TDP participants have implemented new approaches to transit development, including such turnkey methods as public/private partnerships, as in the case of the Los Angeles Union Station Gateway, or contractor-based funding/ financing, as in the case of the New Jersey Transit Hudson-Bergen Line. One innovative transit alternative delivery programs involved the FTA’s Penta-P program. The Denver Regional Transit District in Colorado pursued a long-term concession agreement under an availability payment structure, where the private party will finance, design, construct, operate, and maintain two new commuter rail lines – the East and Gold. Partnerships such as these allow for sharing of risk and responsibilities, and, given appropriate procurement, contracting and oversight, establish a level of mutual concern, trust, and a new spirit of cooperation. Properly constructed partnerships should align both the Project Sponsor and the contractor goals and focus on mutually agreeable outcomes.

Tools to mitigate risks that are included in most alternative delivery contracts include:  Insurance – used to offset professional liability for design and the risk of injuries

and property damage during construction and the O&M of the completed transit project. Project-oriented insurance alternatives allow each contractor to have its own insurance (conventional) and to have a coordinated program provided by the Project Sponsor that covers all project participants (OCIP).
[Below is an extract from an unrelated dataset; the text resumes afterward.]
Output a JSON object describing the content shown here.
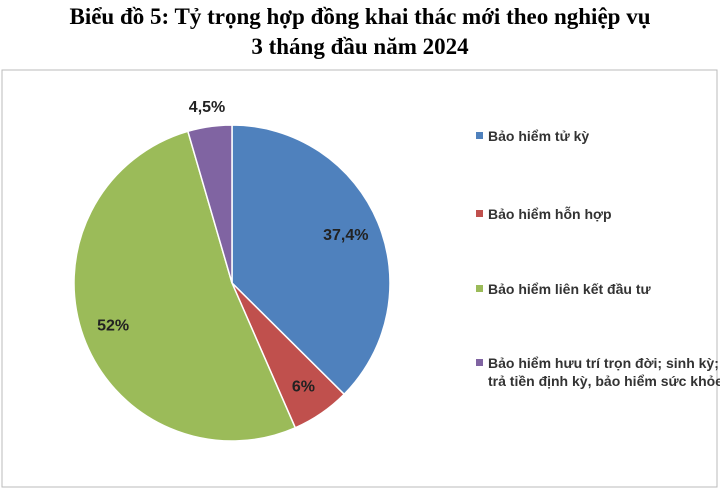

It is also common for transit agencies to be self-insured for all or part of its risks associated with O&M.  Performance Bonds – FTA requirements are defined in its third-party contracting

Circular 4220.1F, Section 11 [Ref. 2-21]. The practice of surety bonding was developed within the context of traditional procurement approaches, wherein the design and individual construction activities are performed by separate entities and in separate stages of project development. In this environment, the bond provides protection against a construction contractor’s failure to meet the design specifications produced by the design firm. An issue that has arisen with large single-contractor (e.g., D/B and turnkey) procurements is the capacity of the surety industry to insure for the full value of the contract. This particularly creates a problem for large contract sizes – it limits the number of proposers who can compete and may impose an unnecessarily high cost for such bonds, which do not provide sufficient incremental value. Reduction of bond requirements in such circumstances may be considered in discussion with the FTA.

Parent Guarantees – Parent company guarantees are a standard requirement of most procurements that involve either large projects or those being submitted from a consortium that has developed a special purpose entity. This formal back-up guarantee holds the large parent company liable for assuring that the contract terms are met.

Financial Guarantees – Where the private party is responsible for providing financing for the project there is also the requirement to provide alternative forms of security such as irrevocable letters of credit from major banks. The government may draw on these letters of credit in the event the private party fails to close the transaction.

Partnering – a process to improve the relationship between Project Sponsors and their contractors (see Section 3.6.4).

Contingencies – incorporated in cost estimates and schedules to account for the risk associated with uncertainties, be they design application, unknown site conditions, etc.